On segregation, the presidency has held silent since Reconstruction. Now a classical vocal recital becomes the battlefield for this administration’s public stand. High culture signs on to battle not just another affront to the downtrodden Negro but a slander against Schubert and Brahms. The First Lady, former social worker, is furious. Long an Anderson fan, she had the alto sing a command performance three years earlier. Now the woman who sang at the White House can’t use the rented stage. Eleanor’s ad hoc
Protest Committee looks for an alternate venue, but the Board of Education denies them Central High School. Central High, unavailable to Variety’s third-biggest performer of the year. “If a precedent of this sort is established, the board will lose the respect and confidence of the people and bring about its destruction.”

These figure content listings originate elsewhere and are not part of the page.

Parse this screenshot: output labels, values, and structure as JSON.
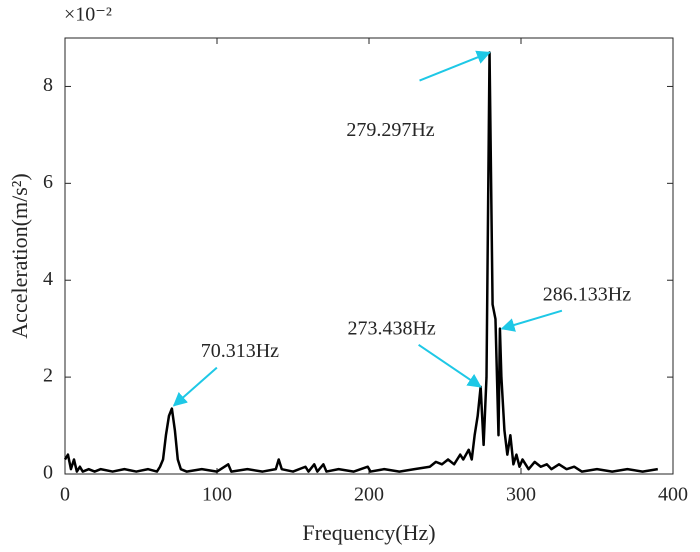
{
  "chart_data": {
    "type": "line",
    "xlabel": "Frequency(Hz)",
    "ylabel": "Acceleration(m/s²)",
    "axis_multiplier": "×10⁻²",
    "xlim": [
      0,
      400
    ],
    "ylim": [
      0,
      9
    ],
    "xticks": [
      0,
      100,
      200,
      300,
      400
    ],
    "yticks": [
      0,
      2,
      4,
      6,
      8
    ],
    "grid": false,
    "series": [
      {
        "color": "#000000",
        "x": [
          0,
          1.95,
          3.9,
          5.9,
          7.8,
          9.8,
          11.7,
          15.6,
          19.5,
          23.4,
          31.3,
          39.1,
          46.9,
          54.7,
          60.5,
          62.5,
          64.5,
          66.4,
          68.4,
          70.313,
          72.3,
          74.2,
          76.2,
          80,
          90,
          100,
          107.4,
          109.4,
          120,
          130,
          138.7,
          140.6,
          142.6,
          150,
          158.2,
          160.2,
          164,
          166,
          170,
          172,
          180,
          190,
          199.2,
          201,
          210,
          220,
          230,
          240,
          244,
          248,
          252,
          256,
          260,
          262,
          265.6,
          267.6,
          269.5,
          271.5,
          273.438,
          275.4,
          277.3,
          279.297,
          281.3,
          283.2,
          285.2,
          286.133,
          287.1,
          289.1,
          291,
          293,
          295,
          297,
          299,
          301,
          305,
          309,
          313,
          317,
          320,
          325,
          330,
          335,
          340,
          350,
          360,
          370,
          380,
          390
        ],
        "values": [
          0.3,
          0.4,
          0.1,
          0.3,
          0.05,
          0.15,
          0.05,
          0.1,
          0.05,
          0.1,
          0.05,
          0.1,
          0.05,
          0.1,
          0.05,
          0.15,
          0.3,
          0.8,
          1.2,
          1.35,
          0.9,
          0.3,
          0.1,
          0.05,
          0.1,
          0.05,
          0.2,
          0.05,
          0.1,
          0.05,
          0.1,
          0.3,
          0.1,
          0.05,
          0.15,
          0.05,
          0.2,
          0.05,
          0.2,
          0.05,
          0.1,
          0.05,
          0.15,
          0.05,
          0.1,
          0.05,
          0.1,
          0.15,
          0.25,
          0.2,
          0.3,
          0.2,
          0.4,
          0.3,
          0.5,
          0.3,
          0.8,
          1.2,
          1.8,
          0.6,
          2.0,
          8.7,
          3.5,
          3.2,
          0.8,
          3.0,
          2.0,
          0.9,
          0.4,
          0.8,
          0.2,
          0.4,
          0.15,
          0.3,
          0.1,
          0.25,
          0.15,
          0.2,
          0.1,
          0.2,
          0.1,
          0.15,
          0.05,
          0.1,
          0.05,
          0.1,
          0.05,
          0.1
        ]
      }
    ],
    "annotation_color": "#1ec8e6",
    "annotations": [
      {
        "text": "70.313Hz",
        "x": 70.313,
        "y": 1.35
      },
      {
        "text": "279.297Hz",
        "x": 279.297,
        "y": 8.7
      },
      {
        "text": "273.438Hz",
        "x": 273.438,
        "y": 1.8
      },
      {
        "text": "286.133Hz",
        "x": 286.133,
        "y": 3.0
      }
    ]
  }
}
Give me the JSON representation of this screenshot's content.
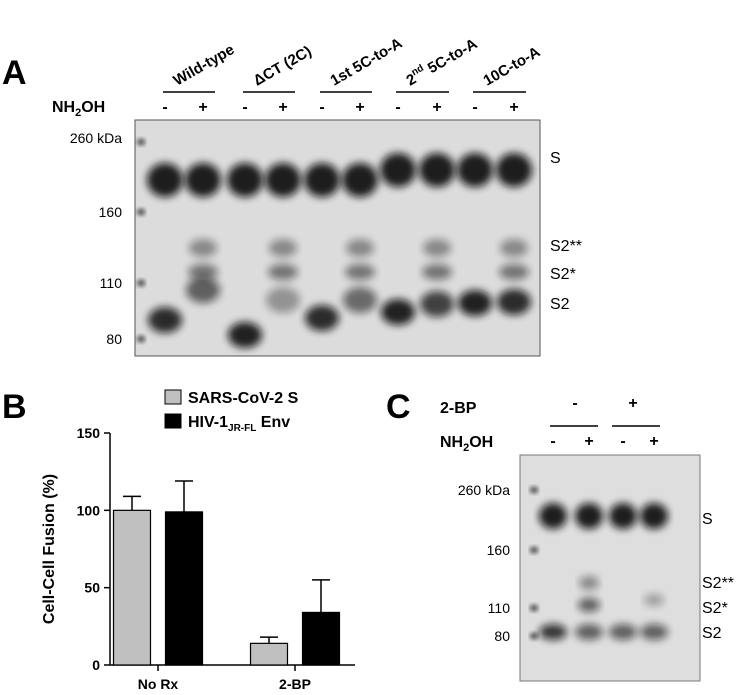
{
  "panel_a": {
    "label": "A",
    "lanes": [
      {
        "text": "Wild-type"
      },
      {
        "text": "ΔCT (2C)"
      },
      {
        "text": "1st 5C-to-A"
      },
      {
        "text": "2",
        "sup": "nd",
        "rest": " 5C-to-A"
      },
      {
        "text": "10C-to-A"
      }
    ],
    "treatment": {
      "a": "NH",
      "sub": "2",
      "b": "OH"
    },
    "signs": [
      "-",
      "+",
      "-",
      "+",
      "-",
      "+",
      "-",
      "+",
      "-",
      "+"
    ],
    "markers": [
      "260 kDa",
      "160",
      "110",
      "80"
    ],
    "bands": [
      "S",
      "S2**",
      "S2*",
      "S2"
    ]
  },
  "chart_data": {
    "type": "bar",
    "label": "B",
    "ylabel": "Cell-Cell Fusion (%)",
    "categories": [
      "No Rx",
      "2-BP"
    ],
    "series": [
      {
        "name": "SARS-CoV-2 S",
        "color": "#c0c0c0",
        "values": [
          100,
          14
        ],
        "errors": [
          9,
          4
        ]
      },
      {
        "name": "HIV-1",
        "name_sub": "JR-FL",
        "name_suffix": " Env",
        "color": "#000000",
        "values": [
          99,
          34
        ],
        "errors": [
          20,
          21
        ]
      }
    ],
    "ylim": [
      0,
      150
    ],
    "yticks": [
      0,
      50,
      100,
      150
    ]
  },
  "panel_c": {
    "label": "C",
    "treatment1": "2-BP",
    "treatment1_signs": [
      "-",
      "+"
    ],
    "treatment2": {
      "a": "NH",
      "sub": "2",
      "b": "OH"
    },
    "signs": [
      "-",
      "+",
      "-",
      "+"
    ],
    "markers": [
      "260 kDa",
      "160",
      "110",
      "80"
    ],
    "bands": [
      "S",
      "S2**",
      "S2*",
      "S2"
    ]
  }
}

Walter White, NAACP president, heads to the Capitol with the only possible solution, one large enough to turn catastrophe to work. Harold Ickes, secretary of the interior, agrees to the idea in a heartbeat. The secretary has at his command the perfect venue. Its acoustics are awful and the seating worse. But oh, the capacity! Miss Anderson will sing outdoors, from the foot of the Emancipator. There’s no hiding place down here.
Word of the plan goes out, and hate mail pours in. Makeshift crosses of Japanese cherry pop up like daffodils in the White House lawn. Still, there’s no weighing the human soul except singly. The Texas chapter of the Daughters wires in an order for two hundred seats. But Ickes and Eleanor have saved their trump card. The tickets for this cobbled-up Sunday concert will go for free. Free is an admission price the nation understands, one that guarantees a house to make the DAR blanch. Even those who don’t know a meno from a molto, who couldn’t pick Aida from Otello out of a chorus line, plan to spend this Easter on the Mall.